The Canadian Real Estate
- ’07-’08 Average Vancouver SFD lost $122,900, or 15.9% in 8 months (2%/mo drop)
- ’07-’08 Average Calgary SFD lost $92,499, or 18.3% in 18 months (1%/mo drop)
- ’07-’08 Average Edmonton SFD lost $78,719, or 18.5% in 21 months (0.9%/mo drop)
- ’07-’08 Average Toronto SFD lost $63,867, or 13% in 13 months (1%/mo drop)
- ’07-’08 Average Ottawa Residence lost $25,664, or 8.6% in 6 months (1.4%/mo drop)
- ’07-’08 Median Montreal SFD lost $6,000, down 2.6% in 6 months (0.4%/mo drop)
Another Observation: oil spikes and real estate (TSX Chart)
- 2008 Vancouver down 16% in 8 mos
- 2008 Calgary down 14% in 8 mos
- 2008 Toronto down 14% in 9 mos
- 2008 TSX RE down 51% in 10 mos
- 2011 Vancouver down 2% in 6 mos
- 2011 Calgary down 10% in 8 mos
- 2011 Toronto down 7% in 3 mos
- 2011 TSX RE down 6% in 4 mos
The Tech Bubble Blowout…
Real estate has boomed and plunged in select markets with awesome volatility since the early 2000’s atop a huge edifice of debt that is only being propped up by the willingness of fewer and fewer buyers who think that prices will never collapse despite recent history being full of examples of the opposite (California, Florida, Detroit, Japan, Dubai, Greece, Ireland, Spain, etal).
Rising prices allow both the private and public sectors to over-leverage and with it comes speculative fervor that leads to prices rising further. But when prices decline then market sentiment changes and real estate becomes a slow moving asset class as debt revulsion sets in and fundamental illiquidity leads to asset re-pricing. At that point there is only one viable solution and that is for debt to be transformed into equity, and that occurs either by the debt being repaid slowly, or written off quickly.

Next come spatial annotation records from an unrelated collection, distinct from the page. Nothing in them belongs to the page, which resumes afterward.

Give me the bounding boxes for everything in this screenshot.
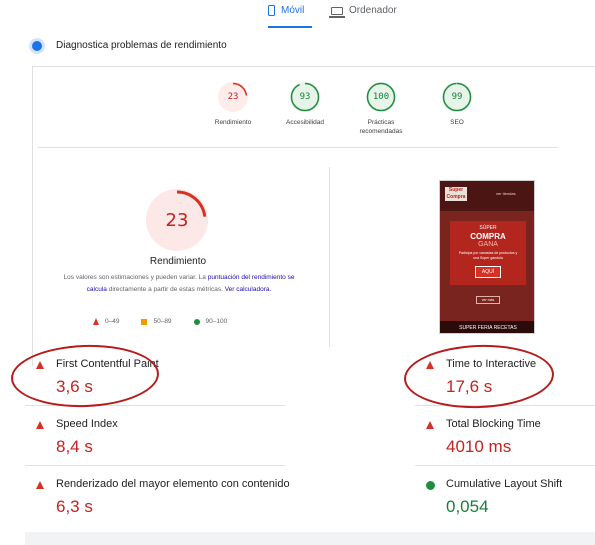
gauge-seo-label: SEO	[450, 119, 464, 126]
gauge-best-practices-label-line1: Prácticas	[367, 119, 395, 126]
gauge-seo-ring: 99	[442, 82, 472, 112]
laptop-icon	[329, 6, 345, 18]
diagnostics-icon	[32, 40, 42, 51]
preview-promo-line1: SÚPER	[479, 225, 497, 231]
performance-title: Rendimiento	[149, 256, 207, 267]
preview-top-text: ver tiendas	[496, 191, 516, 196]
good-circle-icon	[426, 481, 435, 490]
phone-icon	[268, 5, 275, 16]
legend-good-label: 90–100	[205, 318, 228, 325]
metric-lcp: Renderizado del mayor elemento con conte…	[25, 465, 290, 525]
score-legend: 0–49 50–89 90–100	[93, 318, 227, 325]
preview-logo: Super Compra	[445, 187, 467, 201]
metric-tbt: Total Blocking Time 4010 ms	[415, 405, 595, 466]
diagnostics-title: Diagnostica problemas de rendimiento	[56, 40, 227, 51]
metric-tbt-name: Total Blocking Time	[446, 418, 541, 430]
tab-desktop-label: Ordenador	[349, 5, 397, 16]
report-card: 23 Rendimiento 93 Accesibilidad 100 Prác…	[32, 66, 595, 366]
metric-lcp-name: Renderizado del mayor elemento con conte…	[56, 478, 290, 490]
tab-mobile[interactable]: Móvil	[268, 5, 304, 16]
preview-pill: ver más	[476, 296, 500, 304]
gauge-accessibility-arc	[290, 82, 320, 112]
bottom-toolbar	[25, 532, 595, 545]
calculator-link[interactable]: Ver calculadora.	[225, 286, 272, 293]
poor-triangle-icon	[36, 421, 44, 429]
vertical-divider	[329, 167, 330, 347]
gauge-accessibility-ring: 93	[290, 82, 320, 112]
tab-desktop[interactable]: Ordenador	[329, 5, 397, 18]
performance-score-arc	[147, 190, 207, 250]
gauge-best-practices-label-line2: recomendadas	[359, 128, 403, 135]
gauge-best-practices-arc	[366, 82, 396, 112]
gauge-performance[interactable]: 23 Rendimiento	[198, 82, 268, 127]
metric-cls-name: Cumulative Layout Shift	[446, 478, 563, 490]
square-icon	[141, 318, 148, 325]
poor-triangle-icon	[426, 421, 434, 429]
page-screenshot-preview: Super Compra ver tiendas SÚPER COMPRA GA…	[439, 180, 535, 334]
gauge-best-practices-ring: 100	[366, 82, 396, 112]
gauge-performance-ring: 23	[218, 82, 248, 112]
active-tab-indicator	[268, 26, 312, 28]
metric-lcp-value: 6,3 s	[56, 497, 93, 516]
metric-speed-index-name: Speed Index	[56, 418, 118, 430]
gauge-seo[interactable]: 99 SEO	[422, 82, 492, 127]
preview-promo-small: Participa por canastas de productos y un…	[458, 251, 518, 260]
category-gauges: 23 Rendimiento 93 Accesibilidad 100 Prác…	[198, 82, 478, 142]
poor-triangle-icon	[36, 481, 44, 489]
metric-cls-value: 0,054	[446, 497, 489, 516]
desc-text-1: Los valores son estimaciones y pueden va…	[63, 274, 208, 281]
legend-poor: 0–49	[93, 318, 119, 325]
legend-poor-label: 0–49	[105, 318, 120, 325]
performance-description: Los valores son estimaciones y pueden va…	[63, 272, 295, 296]
gauge-seo-arc	[442, 82, 472, 112]
tab-mobile-label: Móvil	[281, 5, 305, 16]
circle-icon	[193, 318, 200, 325]
section-divider	[38, 147, 558, 148]
device-tabs: Móvil Ordenador	[0, 0, 595, 30]
preview-promo-line3: GANA	[478, 241, 498, 248]
metric-tbt-value: 4010 ms	[446, 437, 512, 456]
preview-promo-button: AQUÍ	[474, 266, 502, 278]
preview-footer: SUPER FERIA RECETAS	[440, 321, 534, 333]
metric-cls: Cumulative Layout Shift 0,054	[415, 465, 595, 525]
legend-average: 50–89	[141, 318, 172, 325]
triangle-icon	[93, 318, 99, 325]
metric-speed-index-value: 8,4 s	[56, 437, 93, 456]
performance-score-gauge: 23	[146, 189, 208, 251]
gauge-accessibility-label: Accesibilidad	[286, 119, 324, 126]
legend-good: 90–100	[193, 318, 228, 325]
gauge-accessibility[interactable]: 93 Accesibilidad	[270, 82, 340, 127]
diagnostics-header: Diagnostica problemas de rendimiento	[32, 40, 227, 51]
preview-promo-line2: COMPRA	[470, 232, 506, 241]
preview-promo-banner: SÚPER COMPRA GANA Participa por canastas…	[450, 221, 526, 285]
gauge-best-practices-label: Prácticas recomendadas	[346, 118, 416, 136]
desc-text-2: directamente a partir de estas métricas.	[106, 286, 225, 293]
legend-average-label: 50–89	[153, 318, 172, 325]
gauge-performance-label: Rendimiento	[214, 119, 252, 126]
metric-speed-index: Speed Index 8,4 s	[25, 405, 285, 466]
gauge-best-practices[interactable]: 100 Prácticas recomendadas	[346, 82, 416, 136]
gauge-performance-arc	[218, 82, 248, 112]
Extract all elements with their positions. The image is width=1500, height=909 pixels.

In the sell-off phase, governments (who do not issue their own non-convertible currency eg: Greece, Spain and Italy, ie: members of the Eurozone) and corporations and individuals who defer repayment with more leverage (bailouts, bond issuance, secondary financing) are simply delaying the date of foreclosure, increasing the amount of potential asset destruction or lengthening the time and amount of repayment with valuable income streams that could have been used for productive investment (Canadians are producing more weapony and less infrastructure). Increasing debt leverage only works when prices are rising.
With respect to housing, there are much better mortgage models to follow than CMHC’s tax payer “insurance”. See the Danish Mortgage Finance Model where the combined loss ratio for all Danish mortgage credit institutions (MCIs) has never exceeded 1% in any one year – a number most other countries can only dream of.
A change in taxation policy is also needed. The way that government collects tax is highly inequitable. For an elegant solution see the APT (Automatic Payment Transaction) which would eliminate the tax complex. Gone would be personal, corporate, property, estate, capital gain, income, sales, excise and all manner of taxes or levies disguised as fees as well as the elimination of tax returns, deductions and special interest exemptions.
Implementation of this simple idea in Canada would allow Canadians to create an original, authentic social organization that would eventually be copied by all other nations. Let’s apply the power of the internet to build better housing, financing and taxation institutions. Canadians, write your Member of Parliament.